The Entrepreneurial Leader's Challenge: Knowing When To Hug And When To Kick
If I’ve learned anything over the past decade, it’s that leadership, and entrepreneurial leadership in particular, is incredibly difficult.
The challenges faced are deceptively simple on the surface, but the solutions are complex and nuanced. There are a myriad of solutions and approaches that can be adopted to cope with these challenges, but they vary from situation to situation.
I’ve found that only one tactic holds true in every single situation: authenticity.
Authenticity requires taking the time to reflect on your personal weaknesses. Everyone has different faults that influence their decisions and behaviors. One of my big weaknesses as a leader is that I tend to be too soft when it comes to dealing with employees and partners.
When it comes to the old “stick or carrot” approach to motivating those around me, I overwhelmingly favor the carrot.
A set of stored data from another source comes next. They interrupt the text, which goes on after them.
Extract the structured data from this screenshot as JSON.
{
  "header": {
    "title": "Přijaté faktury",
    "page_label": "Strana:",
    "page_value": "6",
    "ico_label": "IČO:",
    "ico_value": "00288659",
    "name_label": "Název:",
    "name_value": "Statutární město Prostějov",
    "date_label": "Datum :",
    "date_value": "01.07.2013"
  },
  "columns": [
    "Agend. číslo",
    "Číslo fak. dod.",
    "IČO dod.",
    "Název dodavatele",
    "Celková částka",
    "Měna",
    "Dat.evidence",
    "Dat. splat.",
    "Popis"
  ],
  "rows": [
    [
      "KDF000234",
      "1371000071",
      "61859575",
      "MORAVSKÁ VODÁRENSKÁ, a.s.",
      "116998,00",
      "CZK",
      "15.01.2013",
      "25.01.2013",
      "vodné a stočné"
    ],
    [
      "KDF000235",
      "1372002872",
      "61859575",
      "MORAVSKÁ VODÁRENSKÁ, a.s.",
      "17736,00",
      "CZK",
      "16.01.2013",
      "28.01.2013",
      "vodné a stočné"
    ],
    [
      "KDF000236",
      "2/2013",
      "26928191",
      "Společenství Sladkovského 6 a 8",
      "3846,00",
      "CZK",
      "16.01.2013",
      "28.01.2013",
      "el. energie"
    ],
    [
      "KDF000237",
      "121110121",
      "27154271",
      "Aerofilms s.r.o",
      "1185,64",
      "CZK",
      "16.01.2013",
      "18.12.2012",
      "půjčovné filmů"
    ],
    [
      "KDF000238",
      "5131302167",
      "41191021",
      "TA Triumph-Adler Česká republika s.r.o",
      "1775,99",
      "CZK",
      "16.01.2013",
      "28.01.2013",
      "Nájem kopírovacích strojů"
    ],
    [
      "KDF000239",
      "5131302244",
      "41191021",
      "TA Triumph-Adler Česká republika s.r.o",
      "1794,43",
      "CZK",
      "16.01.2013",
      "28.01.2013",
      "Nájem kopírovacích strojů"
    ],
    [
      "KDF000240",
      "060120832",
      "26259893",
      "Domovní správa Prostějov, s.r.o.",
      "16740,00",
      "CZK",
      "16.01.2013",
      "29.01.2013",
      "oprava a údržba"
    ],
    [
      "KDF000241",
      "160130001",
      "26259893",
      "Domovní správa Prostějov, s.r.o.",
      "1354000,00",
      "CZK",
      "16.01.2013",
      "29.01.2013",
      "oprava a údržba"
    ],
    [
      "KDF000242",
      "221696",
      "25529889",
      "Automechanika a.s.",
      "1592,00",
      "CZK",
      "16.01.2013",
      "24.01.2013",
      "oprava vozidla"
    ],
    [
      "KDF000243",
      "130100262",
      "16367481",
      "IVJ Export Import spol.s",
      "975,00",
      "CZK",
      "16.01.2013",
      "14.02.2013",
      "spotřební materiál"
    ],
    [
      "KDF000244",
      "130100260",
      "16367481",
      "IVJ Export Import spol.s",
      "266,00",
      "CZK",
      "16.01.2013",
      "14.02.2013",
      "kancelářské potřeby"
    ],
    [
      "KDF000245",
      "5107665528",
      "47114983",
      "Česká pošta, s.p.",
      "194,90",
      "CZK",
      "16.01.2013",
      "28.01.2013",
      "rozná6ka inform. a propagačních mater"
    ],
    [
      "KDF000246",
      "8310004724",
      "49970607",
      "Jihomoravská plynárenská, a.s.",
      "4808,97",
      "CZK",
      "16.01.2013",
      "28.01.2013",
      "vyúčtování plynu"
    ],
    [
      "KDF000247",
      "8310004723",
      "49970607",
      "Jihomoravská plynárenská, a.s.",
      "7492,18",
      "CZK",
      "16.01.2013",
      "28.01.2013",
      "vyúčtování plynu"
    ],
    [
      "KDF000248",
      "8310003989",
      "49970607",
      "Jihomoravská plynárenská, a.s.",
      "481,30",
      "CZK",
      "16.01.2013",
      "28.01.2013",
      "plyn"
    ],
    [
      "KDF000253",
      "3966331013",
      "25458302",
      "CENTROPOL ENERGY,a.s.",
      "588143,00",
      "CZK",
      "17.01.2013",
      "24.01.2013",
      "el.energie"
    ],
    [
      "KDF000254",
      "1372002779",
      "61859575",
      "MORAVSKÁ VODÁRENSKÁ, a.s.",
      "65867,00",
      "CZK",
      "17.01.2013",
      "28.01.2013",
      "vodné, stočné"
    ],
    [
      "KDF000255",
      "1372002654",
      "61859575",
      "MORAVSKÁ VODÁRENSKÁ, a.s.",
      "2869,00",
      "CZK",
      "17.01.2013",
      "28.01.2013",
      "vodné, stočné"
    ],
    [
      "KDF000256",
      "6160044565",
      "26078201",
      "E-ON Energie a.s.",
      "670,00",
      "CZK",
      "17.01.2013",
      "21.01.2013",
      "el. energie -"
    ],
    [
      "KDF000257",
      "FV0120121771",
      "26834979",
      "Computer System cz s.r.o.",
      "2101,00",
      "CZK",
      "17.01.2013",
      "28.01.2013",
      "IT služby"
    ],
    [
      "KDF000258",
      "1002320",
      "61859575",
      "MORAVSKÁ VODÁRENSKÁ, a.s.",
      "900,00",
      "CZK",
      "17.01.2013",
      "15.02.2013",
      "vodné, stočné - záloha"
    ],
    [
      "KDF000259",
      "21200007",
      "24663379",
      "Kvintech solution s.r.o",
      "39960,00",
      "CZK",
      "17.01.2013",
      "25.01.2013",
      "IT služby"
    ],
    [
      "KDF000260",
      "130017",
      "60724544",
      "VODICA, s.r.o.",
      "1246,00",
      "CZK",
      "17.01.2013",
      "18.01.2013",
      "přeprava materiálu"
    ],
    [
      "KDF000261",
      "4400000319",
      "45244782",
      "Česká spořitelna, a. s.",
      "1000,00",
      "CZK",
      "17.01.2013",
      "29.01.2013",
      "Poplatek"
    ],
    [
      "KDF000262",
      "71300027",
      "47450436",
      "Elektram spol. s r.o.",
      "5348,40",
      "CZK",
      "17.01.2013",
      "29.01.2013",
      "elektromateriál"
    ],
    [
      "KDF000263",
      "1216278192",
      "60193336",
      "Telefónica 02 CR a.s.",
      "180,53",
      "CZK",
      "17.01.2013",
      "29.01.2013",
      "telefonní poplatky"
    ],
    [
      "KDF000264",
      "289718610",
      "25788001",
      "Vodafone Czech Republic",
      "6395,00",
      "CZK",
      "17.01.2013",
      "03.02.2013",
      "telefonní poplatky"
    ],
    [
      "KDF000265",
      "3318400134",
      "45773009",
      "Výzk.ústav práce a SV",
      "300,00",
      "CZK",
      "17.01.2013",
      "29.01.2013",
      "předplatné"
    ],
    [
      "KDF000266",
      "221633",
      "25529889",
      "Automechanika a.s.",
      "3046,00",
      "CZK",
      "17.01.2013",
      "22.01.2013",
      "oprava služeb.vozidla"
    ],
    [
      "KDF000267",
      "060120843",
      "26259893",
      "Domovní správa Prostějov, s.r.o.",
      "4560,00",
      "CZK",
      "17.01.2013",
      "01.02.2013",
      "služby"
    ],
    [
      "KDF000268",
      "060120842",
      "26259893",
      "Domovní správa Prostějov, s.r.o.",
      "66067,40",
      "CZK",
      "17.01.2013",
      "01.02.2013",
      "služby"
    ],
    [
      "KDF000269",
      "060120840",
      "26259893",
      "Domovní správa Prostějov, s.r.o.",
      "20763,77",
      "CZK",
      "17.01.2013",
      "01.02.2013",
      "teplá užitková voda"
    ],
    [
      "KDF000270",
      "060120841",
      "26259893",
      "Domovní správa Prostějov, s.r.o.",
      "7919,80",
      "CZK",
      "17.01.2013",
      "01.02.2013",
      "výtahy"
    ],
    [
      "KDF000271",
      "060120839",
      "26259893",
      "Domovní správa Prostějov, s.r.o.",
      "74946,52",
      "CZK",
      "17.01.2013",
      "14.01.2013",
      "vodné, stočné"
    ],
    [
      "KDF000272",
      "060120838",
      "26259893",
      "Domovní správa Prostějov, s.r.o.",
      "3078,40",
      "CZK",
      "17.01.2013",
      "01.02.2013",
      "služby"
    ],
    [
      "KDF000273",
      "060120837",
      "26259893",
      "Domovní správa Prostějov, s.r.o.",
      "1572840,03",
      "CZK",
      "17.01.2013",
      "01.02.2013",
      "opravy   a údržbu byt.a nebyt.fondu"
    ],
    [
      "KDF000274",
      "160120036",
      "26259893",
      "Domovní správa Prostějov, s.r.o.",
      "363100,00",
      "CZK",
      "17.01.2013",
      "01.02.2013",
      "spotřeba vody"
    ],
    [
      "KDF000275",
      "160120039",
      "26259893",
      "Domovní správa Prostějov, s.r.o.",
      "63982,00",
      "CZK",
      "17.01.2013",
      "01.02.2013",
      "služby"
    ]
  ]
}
I have a deep desire to see my team and partners find success, happiness, and fulfillment in the work we do.
Unfortunately, this approach can cause problems if left unchecked. When a leader tries too hard to be a friend rather than a manager, it becomes almost impossible to make the tough decisions that are right for the business.
Know when to hug and when to kick
One of my favorite books is Jack Welch’s 2001 management treatise “From the Gut.” In it, he talks about how leaders can be both firm and fair. “This isn't about being tough-minded and straightforward,” says Welch. “That's the job. But so is sensing when to hug and when to kick.”
I’ve struggled in the department in the past. If I’m honest with myself, I have to admit that I have historically let underperformance and bad behaviors go on too long, only to reach a breaking point and snap.
When this happens, my response seems out of the blue and team members can easily be frustrated or confused. I've learned that It is far better to be consistent in your approach, remaining friendly but “kicking” when necessary.
I’m the type of leader that tries to understand the reason behind behaviors or decisions. In trying to understand the whole story, I often inadvertently find myself making excuses for people.
This has resulted in underperformers lingering far longer than they should. I’ve since changed my approach. I still try to understand the circumstances around the situation, but now I’m much better at “hugging” and “kicking” as needed.
Accept that leadership is lonely
I want to be friends with my team members, and that often makes it hard for me to be firm when enforcing expectations. It’s similar to parenting in a sense. As a parent, you love your kid so much that you just want them to be happy and have fun no matter what.
However, you also know that they have to learn responsibility, independence, honor, and honesty. You can’t teach those things by always letting be behaviors slide. Kids need their parents to be parents, not friends.
The same thing goes for teams. Employees need a leader, not a friend. They need someone who will push them, mold them, and help them grow. You can’t do that without being firm. That can be tough for people like me who aren’t authoritarian by nature.
My behavior with regards to the two employees I mentioned earlier was driven largely by my desire to be their friend. In reality, though, I failed them both as a friend as a manager.
I now realize that a certain amount of distance has to exist between a leader and his or her team members. It is the only way to nurture an environment of high performers.
A delicate balancing act
As with just about everything in life, the key is balance. I realize now that it is possible to be a friendly, genuine, and invested leader while maintaining the distance necessary to manage.
As Jack Welch said, leadership is about knowing when to kick and when to hug. After all, BodeTree is a business, not a social club.
As CEO, I have three priorities inside of the organization. The first is to run a profitable business and create value for my shareholders. My second priority is to help my team members grow, both personally and professionally. Third, I need to foster a culture that is positive and enjoyable for everyone.
To accomplish this balance of priorities, I have to push myself out of my comfort zone and become a more confident and firm leader. I need to be more consistent, hugging when necessary but not afraid to deliver a swift kick to make sure people stay on the right path.
Hopefully, this approach will help ensure that my team remains productive, happy, and committed to personal and professional growth.